De Silvestro ran most of the IndyCar races from 2010-13, first for upstart HVM Racing and then mid-level KV Racing Technology, and finished the ’13 season with six top-10 finishes in her final eight races.

The attention-grabbers were a fifth and a second on the street courses at Baltimore and Houston — reminiscent of a fourth-place finish she had at St. Petersburg in 2011 that veteran Tony Kanaan, who finished just in front of her, still talks about.

All of that earned de Silvestro a chance to train for a Formula One ride in Europe last year. But when the dream proved too expensive and she sought a return to IndyCar, there were no spots open.

Michael Andretti signed her for the season opener at St. Petersburg, hoping to run her in all the races. He was only able to add the Louisiana race at NOLA Motorsports Park and Indy.

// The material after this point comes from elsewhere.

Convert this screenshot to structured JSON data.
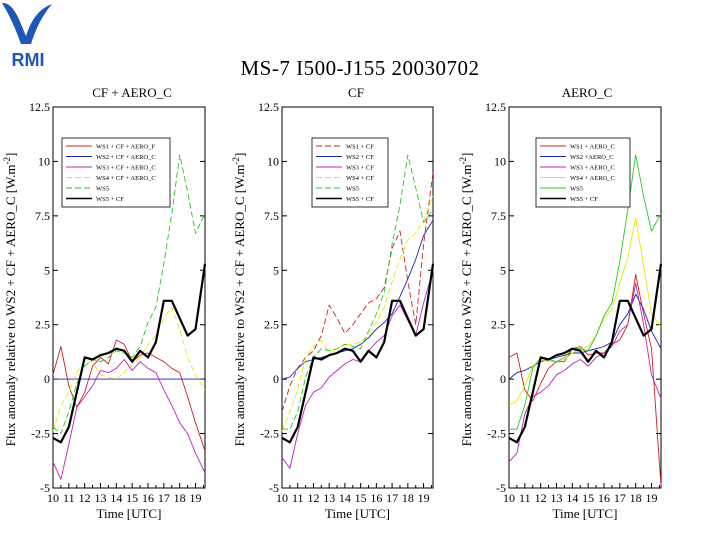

It’s an injustice, says Edwards.

“Simona deserves a full-season sponsor,” he said. “She is a great ambassador for the sport, and the thing I like is she’s not (about) the all-girl teams or the special dispensation. She wants to compete on a level footing and she has demonstrated the ability to do so. She conducts herself with a charm and an enthusiasm that endears her to everyone that works with her.”

A group called Grace Autosport has announced plans to run an all-female team in the 100th Indy 500 next year. Edwards’ point is that de Silvestro shouldn’t need to use her gender to find work.

And de Silvestro agrees. “For me, I’ve never really looked at it that way,” she says. “I am a female, but at the end of the day, I’m a race car driver, and even if it’s a male-dominated place, if I’m talented and do my job, I should get the opportunity.”

Indy is big for everyone. It’s enormous this year for Simona de Silvestro.